Gap shares plunged more than 20% on Friday after the mall-based clothing giant slashed its sales forecast and announced the CEO of its Old Navy chain was leaving the company.
The abrupt departure of Nancy Green, who was named chief executive of Old Navy nearly three years ago and had held senior roles at Gap since 2009, came amid a steeper sales decline than expected in the budget chain – once the retail darling in the Gap Wallet which also includes Athleta and Banana Republic.
As the apparel giant’s top-selling brand, Old Navy was to be spun off in 2020, but plans to split were scrapped that year shortly after Gap CEO Art Peck unexpectedly resigned in 2020. November 2019.
“As we seek to capture the potential of Old Navy, particularly amid the macro-economic dynamics facing our industry, we believe the time is right to bring in a new leader with operational rigor. and creative vision to implement the brand’s unique value proposition,” Gap CEO Sonia Syngal said in a statement Thursday. Syngal is temporarily assuming leadership of Old Navy, the company said.

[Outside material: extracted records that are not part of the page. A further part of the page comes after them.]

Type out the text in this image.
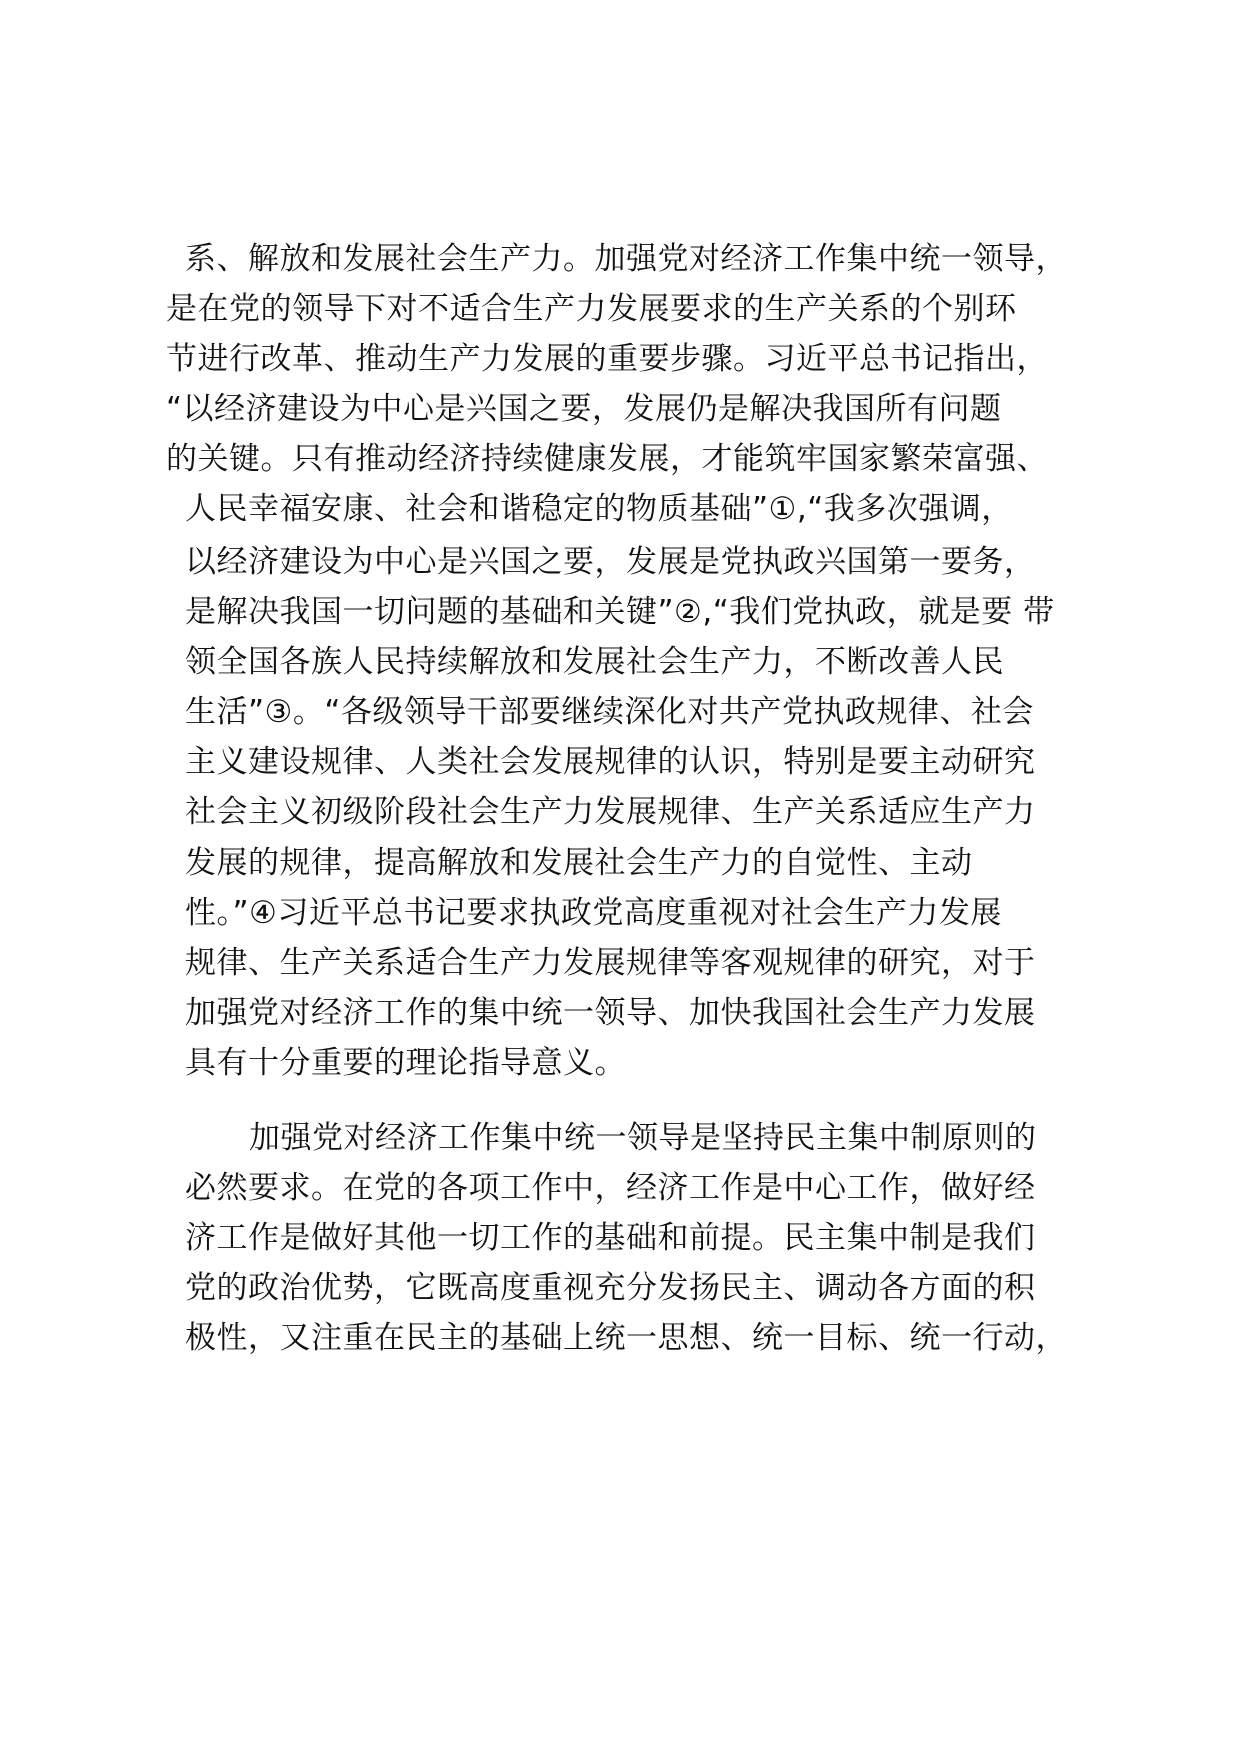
系、解放和发展社会生产力。加强党对经济工作集中统一领导，
是在党的领导下对不适合生产力发展要求的生产关系的个别环
节进行改革、推动生产力发展的重要步骤。习近平总书记指出，
“以经济建设为中心是兴国之要，发展仍是解决我国所有问题
的关键。只有推动经济持续健康发展，才能筑牢国家繁荣富强、
人民幸福安康、社会和谐稳定的物质基础”①,“我多次强调，
以经济建设为中心是兴国之要，发展是党执政兴国第一要务，
是解决我国一切问题的基础和关键”②,“我们党执政，就是要 带
领全国各族人民持续解放和发展社会生产力，不断改善人民
生活”③。“各级领导干部要继续深化对共产党执政规律、社会
主义建设规律、人类社会发展规律的认识，特别是要主动研究
社会主义初级阶段社会生产力发展规律、生产关系适应生产力
发展的规律，提高解放和发展社会生产力的自觉性、主动
性。”④习近平总书记要求执政党高度重视对社会生产力发展
规律、生产关系适合生产力发展规律等客观规律的研究，对于
加强党对经济工作的集中统一领导、加快我国社会生产力发展
具有十分重要的理论指导意义。
加强党对经济工作集中统一领导是坚持民主集中制原则的
必然要求。在党的各项工作中，经济工作是中心工作，做好经
济工作是做好其他一切工作的基础和前提。民主集中制是我们
党的政治优势，它既高度重视充分发扬民主、调动各方面的积
极性，又注重在民主的基础上统一思想、统一目标、统一行动，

The San Francisco-based company on Thursday also lowered its first-quarter sales forecast to low to mid-teens declines from a year earlier, largely due to “ongoing challenges at Old Navy,” according to a note. research from Wells Fargo analyst Ike. Boruchow.
Gap attributes much of its woes to supply chain disruptions that left some stores without enough merchandise during the crucial holiday season.
But at Old Navy stores, the problem seemed to be a lack of merchandise consumers wanted to buy.
Syngal said the chain had “increased promotional levels” and that Gap was taking a “more aggressive approach to assortment balancing.”